On November 26, Major John Steele reported signal fires on the mountain south of Virgin City and General Snow issued an order to establish posts at the mouth of (Black) Rock Canyon sixteen miles southeast of St. George and near Gould’s Ranch, eight miles south of Virgin City.[74] The men at these posts were to serve as guards as well as herders of livestock and were to build stone quarters; the “house to be covered with stone flagging or earth in a manner that it cannot be fired from the outside, with but one door and that heavy and strongly barred, so that one or two men, well armed, may defend themselves against any number of Indians.”

Despite these precautions, the Navajos scattered in small bands, easily passed through the military posts, and hid in the mountains north of St. George. On the evening of December 28, word reached Harrisburg from local Paiutes that some Navajos had killed and dried three beeves between Grapevine Springs and Toquerville. Captain J. D. L. Pearce, with fifteen men from Washington, at once took up their trail along Harrisburg Creek toward Pine Valley Mountain but failed to overtake them.

In the meantime, on December 28, near Pine Valley, Cyrus Hancock saw three Indians skulking on the range and called to them. The Indians proved hostile and tried to capture him. One seized his horse’s bit and another tried to shoot him with an arrow. He slid off his horse and ran toward Pine Valley, the Indians in pursuit. One of them shot him in the arm with an arrow. He stumbled and fell as they yelled in triumph, but he regained his footing and outran them into the valley. These Indians were thought to have been hiding around the town for two or three days, quietly gathering stock. As soon as discovered, they left with about thirty horses and passed down the Black Ridge between St. George and Middleton on the night of December 28, gathering more horses at both places and hastening southwest via Fort Pearce Wash.

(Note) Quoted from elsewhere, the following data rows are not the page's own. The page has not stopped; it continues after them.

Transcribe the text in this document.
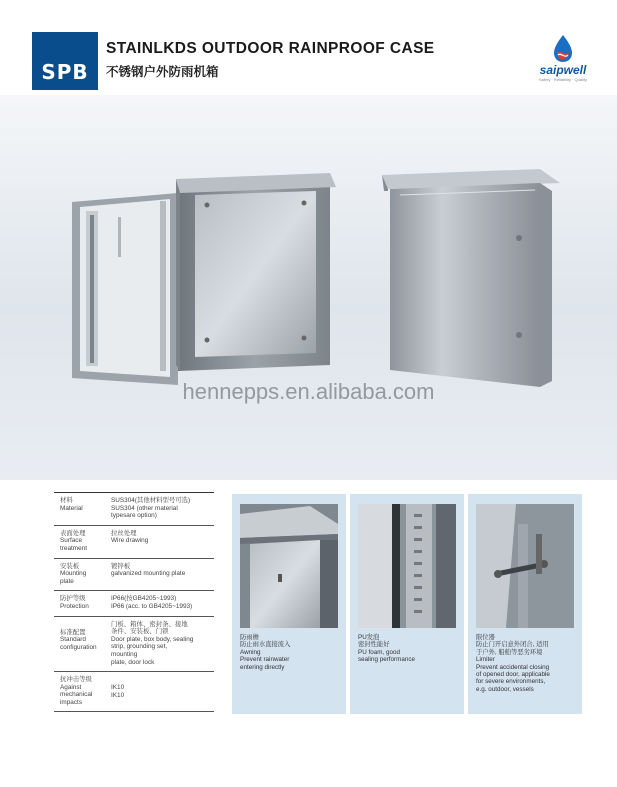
SPB
STAINLKDS OUTDOOR RAINPROOF CASE
不锈钢户外防雨机箱	saipwell
Safety · Reliability · Quality
hennepps.en.alibaba.com
材料
Material
SUS304(其他材料型号可选)
SUS304 (other material
typesare option)
表面处理
Surface
treatment
拉丝处理
Wire drawing
安装板
Mounting
plate
镀锌板
galvanized mounting plate
防护等级
Protection
IP66(按GB4205~1993)
IP66 (acc. to GB4205~1993)
标准配置
Standard
configuration
门板、箱体、密封条、接地
条件、安装板、门锁
Door plate, box body, sealing
strip, grounding set,
mounting
plate, door lock
抗冲击等级
Against
mechanical
impacts
IK10
IK10
防雨檐
防止雨水直接流入
Awning
Prevent rainwater
entering directly
PU发泡
密封性能好
PU foam, good
sealing performance
限位器
防止门开启意外闭合, 适用
于户外, 船舶等恶劣环境
Limiter
Prevent accidental closing
of opened door, applicable
for severe environments,
e.g. outdoor, vessels
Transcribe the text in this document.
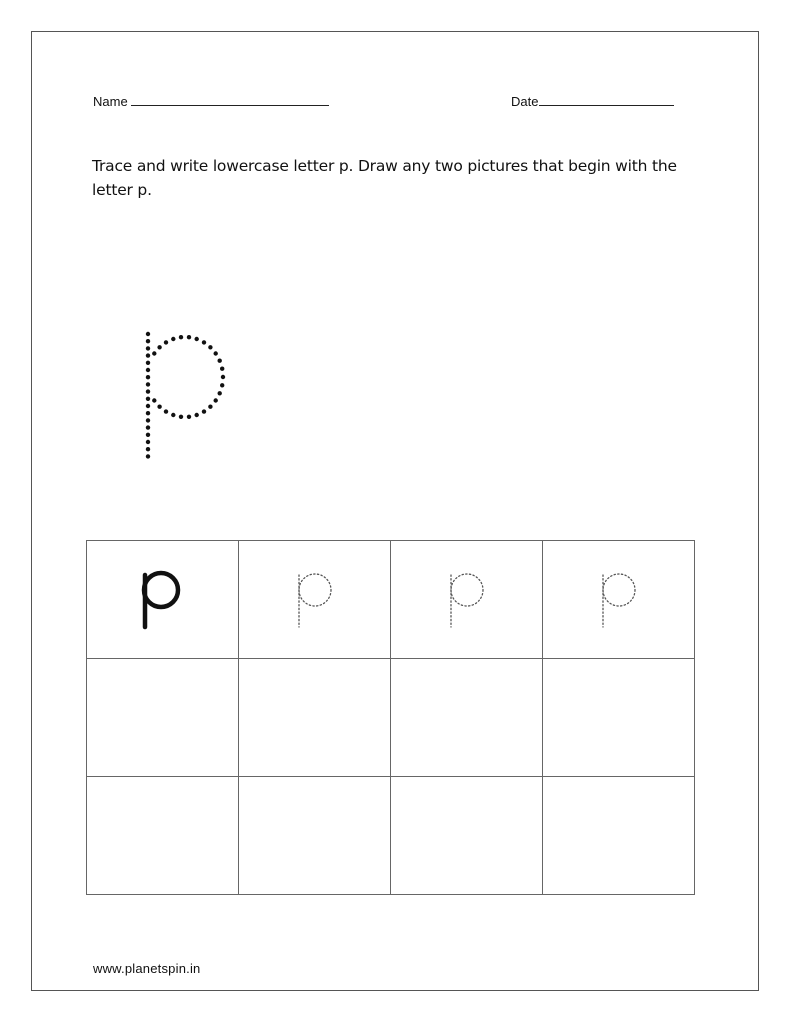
Name	Date
Trace and write lowercase letter p. Draw any two pictures that begin with the letter p.

www.planetspin.in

Col. D. D. McArthur immediately ordered out all available cavalry in pursuit of the thieves, who had an entire day’s start. An expedition of thirty men headed by Lt. Copelan followed the Indian trail from the Washington Fields past Fort Pearce, through Black Rock Canyon and out toward Pipe Springs where it met another detachment returning from an Indian encounter.

Captains J. D. L. Pearce and James Andrus were at Harrisburg on the evening of December 29, when an express carrying instructions to Colonel Winsor at Rockville arrived. Upon reading the instructions they started for Rockville and arrived at dawn. Thirty men gathered and pushed on to Maxwell’s ranch where they arrived that evening. After resting an hour, they hastened on to Cedar Ridge and five miles southeast of Pipe Springs. Sixtus E. Johnson spotted the smoke of Indian fires curling up in the distance, about half a mile from the place where Whitmore and McIntyre had been killed. The men slipped into a wash and kept out of sight until within gunshot of the Indians, when they made a dash to get between them and their horses. Firing opened and the Indians took to the rocks. The skirmish lasted nearly an hour and covered a rough area half a mile wide and three miles long. The thirteen Navajos in the band refused to yield even when cornered, and several died fighting. During the fray an arrow aimed at Captain Andrus struck his horse in the forehead, saving the rider. One mortally wounded Indian continued to shoot until he fainted. Another, wounded in both legs, fired until his arrows were spent and then kept twanging his bow as if shooting as long as the fray lasted.